A bipartisan group of senators is urging John Negroponte, the director of national intelligence, to see to it that an information-sharing implementation plan, as required by the Intelligence Reform and Terrorism Prevention Act of 2004, is submitted to Congress without further delay.

The Information Sharing Environment (ISE) implementation plan, which was due within one year of enactment of the law, is intended to outline ways that will make it easier for federal agencies and state, local and tribal governments to access and share governmentwide terrorism information.

In a letter sent Sept. 11 to Negroponte, Sens. Susan Collins (R-Maine), Joseph Lieberman (D-Conn.) and Richard Durbin (D-Ill.) expressed their concern “that the president has not yet submitted to Congress an implementation plan” for ISE.

They said some progress has been made in this regard, "but not enough to ensure the continued security of the country." For example, they wrote that the newly created ISE has already had its second program manager, is not yet fully staffed and has completed only an interim implementation plan.

“Effective congressional oversight, including our consideration of whether the ISE should be reauthorized, depends on our receipt and review of the implementation plan,” they wrote.
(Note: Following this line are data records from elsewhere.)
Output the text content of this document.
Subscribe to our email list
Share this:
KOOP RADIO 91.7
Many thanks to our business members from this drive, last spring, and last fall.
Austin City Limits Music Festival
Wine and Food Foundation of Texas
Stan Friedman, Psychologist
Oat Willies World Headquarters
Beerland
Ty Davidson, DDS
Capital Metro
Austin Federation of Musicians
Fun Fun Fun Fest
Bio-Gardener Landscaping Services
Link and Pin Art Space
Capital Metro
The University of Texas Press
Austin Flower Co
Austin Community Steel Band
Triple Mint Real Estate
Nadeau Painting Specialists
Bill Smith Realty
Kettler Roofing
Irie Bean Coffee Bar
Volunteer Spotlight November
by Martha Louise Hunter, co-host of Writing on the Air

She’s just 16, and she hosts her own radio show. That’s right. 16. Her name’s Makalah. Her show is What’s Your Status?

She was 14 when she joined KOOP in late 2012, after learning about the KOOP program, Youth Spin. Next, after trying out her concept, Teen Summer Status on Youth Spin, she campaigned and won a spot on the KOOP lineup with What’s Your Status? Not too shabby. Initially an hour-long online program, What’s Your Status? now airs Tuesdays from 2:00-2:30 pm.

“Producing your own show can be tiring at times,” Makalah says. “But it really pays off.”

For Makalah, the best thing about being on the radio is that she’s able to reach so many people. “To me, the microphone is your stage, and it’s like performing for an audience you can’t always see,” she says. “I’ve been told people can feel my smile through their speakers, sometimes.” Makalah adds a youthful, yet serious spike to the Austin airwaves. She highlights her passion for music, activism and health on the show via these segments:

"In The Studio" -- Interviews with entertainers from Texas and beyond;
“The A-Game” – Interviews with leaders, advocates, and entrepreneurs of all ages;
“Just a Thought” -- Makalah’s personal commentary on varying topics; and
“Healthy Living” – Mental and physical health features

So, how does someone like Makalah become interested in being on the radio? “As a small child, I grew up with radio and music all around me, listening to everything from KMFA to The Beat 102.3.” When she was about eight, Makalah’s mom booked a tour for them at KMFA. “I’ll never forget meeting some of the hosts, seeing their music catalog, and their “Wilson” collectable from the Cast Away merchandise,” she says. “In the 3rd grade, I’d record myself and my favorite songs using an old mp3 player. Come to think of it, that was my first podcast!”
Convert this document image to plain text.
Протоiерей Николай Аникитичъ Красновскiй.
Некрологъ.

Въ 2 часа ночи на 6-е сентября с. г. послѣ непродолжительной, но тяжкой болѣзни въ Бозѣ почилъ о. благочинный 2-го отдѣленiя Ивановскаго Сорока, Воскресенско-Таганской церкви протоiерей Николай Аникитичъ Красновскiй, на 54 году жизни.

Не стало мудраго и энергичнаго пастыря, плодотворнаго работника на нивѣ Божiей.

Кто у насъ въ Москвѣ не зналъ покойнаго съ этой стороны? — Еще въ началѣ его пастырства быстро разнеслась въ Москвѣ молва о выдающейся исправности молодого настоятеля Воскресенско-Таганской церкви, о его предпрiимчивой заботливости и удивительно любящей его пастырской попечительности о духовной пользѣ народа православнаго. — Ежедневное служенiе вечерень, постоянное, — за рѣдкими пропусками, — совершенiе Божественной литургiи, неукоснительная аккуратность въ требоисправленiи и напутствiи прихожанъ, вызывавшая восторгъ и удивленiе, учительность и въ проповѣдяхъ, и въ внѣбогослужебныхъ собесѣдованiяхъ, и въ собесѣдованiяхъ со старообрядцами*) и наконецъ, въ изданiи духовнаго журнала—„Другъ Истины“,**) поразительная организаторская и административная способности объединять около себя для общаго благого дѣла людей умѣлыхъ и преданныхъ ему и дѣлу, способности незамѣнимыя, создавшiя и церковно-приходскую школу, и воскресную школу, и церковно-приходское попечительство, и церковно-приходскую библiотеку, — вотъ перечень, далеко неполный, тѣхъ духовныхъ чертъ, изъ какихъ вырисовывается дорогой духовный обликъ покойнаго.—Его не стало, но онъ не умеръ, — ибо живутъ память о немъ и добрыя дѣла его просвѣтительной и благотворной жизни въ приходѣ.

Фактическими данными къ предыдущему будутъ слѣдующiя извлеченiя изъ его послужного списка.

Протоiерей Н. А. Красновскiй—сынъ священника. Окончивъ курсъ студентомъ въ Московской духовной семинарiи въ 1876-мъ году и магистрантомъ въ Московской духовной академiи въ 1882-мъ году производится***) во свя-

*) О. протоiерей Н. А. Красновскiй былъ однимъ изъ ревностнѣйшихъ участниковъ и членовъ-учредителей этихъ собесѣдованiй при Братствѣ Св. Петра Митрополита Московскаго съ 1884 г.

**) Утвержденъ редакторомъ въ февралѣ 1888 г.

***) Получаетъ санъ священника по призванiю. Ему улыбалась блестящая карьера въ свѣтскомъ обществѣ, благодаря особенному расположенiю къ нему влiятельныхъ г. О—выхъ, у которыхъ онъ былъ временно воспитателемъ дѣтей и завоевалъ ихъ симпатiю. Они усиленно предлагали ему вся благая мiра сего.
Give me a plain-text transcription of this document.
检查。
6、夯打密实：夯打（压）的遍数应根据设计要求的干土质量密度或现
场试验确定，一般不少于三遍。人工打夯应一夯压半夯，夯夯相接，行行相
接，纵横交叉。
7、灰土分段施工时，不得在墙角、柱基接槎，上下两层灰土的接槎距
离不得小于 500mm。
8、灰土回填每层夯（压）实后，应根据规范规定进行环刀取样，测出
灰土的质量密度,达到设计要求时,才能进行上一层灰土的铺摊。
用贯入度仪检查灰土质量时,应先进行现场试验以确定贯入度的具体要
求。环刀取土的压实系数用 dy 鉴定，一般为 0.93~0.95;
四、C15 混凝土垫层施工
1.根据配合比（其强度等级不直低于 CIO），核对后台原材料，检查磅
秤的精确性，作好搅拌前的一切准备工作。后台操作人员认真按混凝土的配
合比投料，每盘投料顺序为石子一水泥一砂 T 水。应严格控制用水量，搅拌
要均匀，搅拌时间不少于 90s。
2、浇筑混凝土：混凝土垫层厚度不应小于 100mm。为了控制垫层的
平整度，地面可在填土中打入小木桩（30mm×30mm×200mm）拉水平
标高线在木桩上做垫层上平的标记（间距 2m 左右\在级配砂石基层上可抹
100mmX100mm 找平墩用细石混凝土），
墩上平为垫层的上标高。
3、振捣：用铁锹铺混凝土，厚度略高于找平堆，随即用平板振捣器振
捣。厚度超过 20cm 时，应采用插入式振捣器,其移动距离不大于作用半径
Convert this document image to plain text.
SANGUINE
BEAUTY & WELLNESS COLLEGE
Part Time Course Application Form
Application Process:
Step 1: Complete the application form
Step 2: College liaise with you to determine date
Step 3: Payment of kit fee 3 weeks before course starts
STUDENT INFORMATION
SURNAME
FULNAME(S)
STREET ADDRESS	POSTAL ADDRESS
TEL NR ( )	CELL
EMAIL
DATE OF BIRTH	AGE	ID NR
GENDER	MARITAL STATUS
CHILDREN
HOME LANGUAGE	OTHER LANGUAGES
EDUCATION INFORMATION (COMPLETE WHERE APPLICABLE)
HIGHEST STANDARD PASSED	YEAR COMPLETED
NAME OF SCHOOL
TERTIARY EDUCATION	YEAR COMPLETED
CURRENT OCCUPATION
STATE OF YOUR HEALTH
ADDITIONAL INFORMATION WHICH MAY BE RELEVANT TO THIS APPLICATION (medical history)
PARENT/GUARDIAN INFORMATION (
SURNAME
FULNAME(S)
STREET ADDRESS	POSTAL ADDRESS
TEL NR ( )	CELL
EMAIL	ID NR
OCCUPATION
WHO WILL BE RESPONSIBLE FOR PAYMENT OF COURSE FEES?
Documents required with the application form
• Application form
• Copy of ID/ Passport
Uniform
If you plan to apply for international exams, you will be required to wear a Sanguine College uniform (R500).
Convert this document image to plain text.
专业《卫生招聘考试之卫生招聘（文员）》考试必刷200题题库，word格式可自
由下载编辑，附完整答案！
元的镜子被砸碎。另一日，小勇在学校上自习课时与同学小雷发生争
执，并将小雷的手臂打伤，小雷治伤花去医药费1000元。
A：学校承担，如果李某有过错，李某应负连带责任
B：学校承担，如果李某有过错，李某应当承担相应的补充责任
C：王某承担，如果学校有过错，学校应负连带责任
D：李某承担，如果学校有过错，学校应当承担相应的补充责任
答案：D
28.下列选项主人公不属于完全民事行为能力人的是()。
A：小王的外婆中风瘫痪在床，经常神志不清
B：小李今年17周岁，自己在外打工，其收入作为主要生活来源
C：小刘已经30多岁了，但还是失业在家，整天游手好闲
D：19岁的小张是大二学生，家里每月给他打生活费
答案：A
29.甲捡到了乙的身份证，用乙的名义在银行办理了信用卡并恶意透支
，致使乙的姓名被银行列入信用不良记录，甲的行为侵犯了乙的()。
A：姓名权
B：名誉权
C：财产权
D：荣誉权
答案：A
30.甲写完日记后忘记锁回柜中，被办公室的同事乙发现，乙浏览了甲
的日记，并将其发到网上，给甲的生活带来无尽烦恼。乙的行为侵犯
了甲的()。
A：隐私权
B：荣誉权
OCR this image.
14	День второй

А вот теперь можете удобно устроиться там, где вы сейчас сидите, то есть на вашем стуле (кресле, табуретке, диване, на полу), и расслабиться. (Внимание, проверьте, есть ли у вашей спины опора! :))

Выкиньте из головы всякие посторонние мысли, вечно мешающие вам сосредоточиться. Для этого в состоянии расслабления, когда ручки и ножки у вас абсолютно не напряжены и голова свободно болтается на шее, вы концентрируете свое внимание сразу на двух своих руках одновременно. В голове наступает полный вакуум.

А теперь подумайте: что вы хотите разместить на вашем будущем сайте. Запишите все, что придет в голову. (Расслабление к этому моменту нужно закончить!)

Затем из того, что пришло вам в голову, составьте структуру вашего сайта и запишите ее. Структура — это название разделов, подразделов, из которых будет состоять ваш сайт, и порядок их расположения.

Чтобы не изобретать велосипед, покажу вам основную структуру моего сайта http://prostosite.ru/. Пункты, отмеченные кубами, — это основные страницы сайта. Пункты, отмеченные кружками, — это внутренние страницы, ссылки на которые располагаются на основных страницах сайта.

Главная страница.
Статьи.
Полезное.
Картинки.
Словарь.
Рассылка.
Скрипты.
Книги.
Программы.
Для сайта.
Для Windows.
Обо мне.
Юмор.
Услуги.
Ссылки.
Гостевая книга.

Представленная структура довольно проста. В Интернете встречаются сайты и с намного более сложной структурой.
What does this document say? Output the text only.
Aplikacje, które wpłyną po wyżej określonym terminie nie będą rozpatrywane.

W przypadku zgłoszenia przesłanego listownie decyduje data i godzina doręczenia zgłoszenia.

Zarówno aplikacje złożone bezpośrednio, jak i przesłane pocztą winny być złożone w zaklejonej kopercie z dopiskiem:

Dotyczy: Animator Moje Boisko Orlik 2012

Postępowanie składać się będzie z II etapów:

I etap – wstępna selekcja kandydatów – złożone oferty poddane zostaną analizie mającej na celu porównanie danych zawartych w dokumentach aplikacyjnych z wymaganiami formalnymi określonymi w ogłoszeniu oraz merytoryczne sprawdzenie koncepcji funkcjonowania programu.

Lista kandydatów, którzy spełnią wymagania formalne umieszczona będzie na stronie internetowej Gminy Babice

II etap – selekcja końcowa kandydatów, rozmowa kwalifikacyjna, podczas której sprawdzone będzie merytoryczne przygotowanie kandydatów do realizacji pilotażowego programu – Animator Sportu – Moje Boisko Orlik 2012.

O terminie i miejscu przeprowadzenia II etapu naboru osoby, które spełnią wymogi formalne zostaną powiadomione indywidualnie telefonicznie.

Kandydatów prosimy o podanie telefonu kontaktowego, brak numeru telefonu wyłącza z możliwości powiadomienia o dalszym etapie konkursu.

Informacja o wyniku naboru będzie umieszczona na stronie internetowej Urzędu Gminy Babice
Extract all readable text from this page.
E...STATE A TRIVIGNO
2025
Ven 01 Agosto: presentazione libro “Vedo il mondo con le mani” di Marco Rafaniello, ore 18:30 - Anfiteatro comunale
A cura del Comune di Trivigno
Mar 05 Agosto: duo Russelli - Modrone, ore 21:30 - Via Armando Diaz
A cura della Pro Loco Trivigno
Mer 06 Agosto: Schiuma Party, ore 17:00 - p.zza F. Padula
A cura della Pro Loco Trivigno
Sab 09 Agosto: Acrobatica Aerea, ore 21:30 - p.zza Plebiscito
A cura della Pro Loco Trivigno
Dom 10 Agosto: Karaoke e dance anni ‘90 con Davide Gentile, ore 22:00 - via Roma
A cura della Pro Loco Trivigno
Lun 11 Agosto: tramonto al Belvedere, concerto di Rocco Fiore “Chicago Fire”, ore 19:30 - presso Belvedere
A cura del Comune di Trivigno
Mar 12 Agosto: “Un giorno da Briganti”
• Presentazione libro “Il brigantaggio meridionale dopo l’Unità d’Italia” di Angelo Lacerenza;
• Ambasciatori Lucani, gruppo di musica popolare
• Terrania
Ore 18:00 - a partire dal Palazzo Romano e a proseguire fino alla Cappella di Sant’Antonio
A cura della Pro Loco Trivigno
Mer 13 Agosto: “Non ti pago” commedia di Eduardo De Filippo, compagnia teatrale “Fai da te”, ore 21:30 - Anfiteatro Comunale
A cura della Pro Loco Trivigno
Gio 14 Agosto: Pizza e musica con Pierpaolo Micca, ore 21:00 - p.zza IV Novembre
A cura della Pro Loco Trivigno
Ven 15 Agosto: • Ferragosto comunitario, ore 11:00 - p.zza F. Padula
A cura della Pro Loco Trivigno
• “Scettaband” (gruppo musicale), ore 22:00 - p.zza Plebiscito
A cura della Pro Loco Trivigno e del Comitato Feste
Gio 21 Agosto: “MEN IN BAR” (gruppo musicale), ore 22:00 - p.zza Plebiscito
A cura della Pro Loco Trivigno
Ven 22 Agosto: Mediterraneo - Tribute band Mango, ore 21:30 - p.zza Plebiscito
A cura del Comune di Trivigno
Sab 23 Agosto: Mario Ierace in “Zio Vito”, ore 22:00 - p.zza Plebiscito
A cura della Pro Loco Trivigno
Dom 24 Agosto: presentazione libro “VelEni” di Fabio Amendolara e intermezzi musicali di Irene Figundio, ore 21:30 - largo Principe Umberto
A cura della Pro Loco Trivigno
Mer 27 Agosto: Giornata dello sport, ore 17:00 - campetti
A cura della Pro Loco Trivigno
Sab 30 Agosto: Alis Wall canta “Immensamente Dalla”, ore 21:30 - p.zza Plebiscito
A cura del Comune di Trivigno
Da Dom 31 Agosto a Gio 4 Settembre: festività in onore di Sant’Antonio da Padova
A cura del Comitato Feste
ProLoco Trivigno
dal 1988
The lawmakers wrote that the 9/11 Commission concluded that “a lack of information sharing contributed to the government’s failure to prevent the attacks” and recommended that “1) policies and procedures should provide incentives for sharing information, to restore a better balance between security and shared knowledge, and 2) the president should lead the governmentwide effort to bring resolution to the sometimes conflicting legal, policy and technical issues across agencies to create a ‘trusted information network.’”

And they wrote that the commission’s successor, the 9/11 Public Discourse Project, gave the government a grade of D in information sharing, including incentives for information sharing and governmentwide information sharing.

“This is simply unacceptable and demands urgent action to maximize our ability to prevent future acts of terrorism against the American people,” the senators wrote.

“There is widespread agreement that information sharing must be improved and a trusted information-sharing environment achieved,” they wrote. “We cannot allow turf battles and agency infighting to stymie this effort. We ask that you, as the director of national intelligence, encourage the president, with the assistance of the ISE program manager, to submit to Congress the implementation plan required” by the act.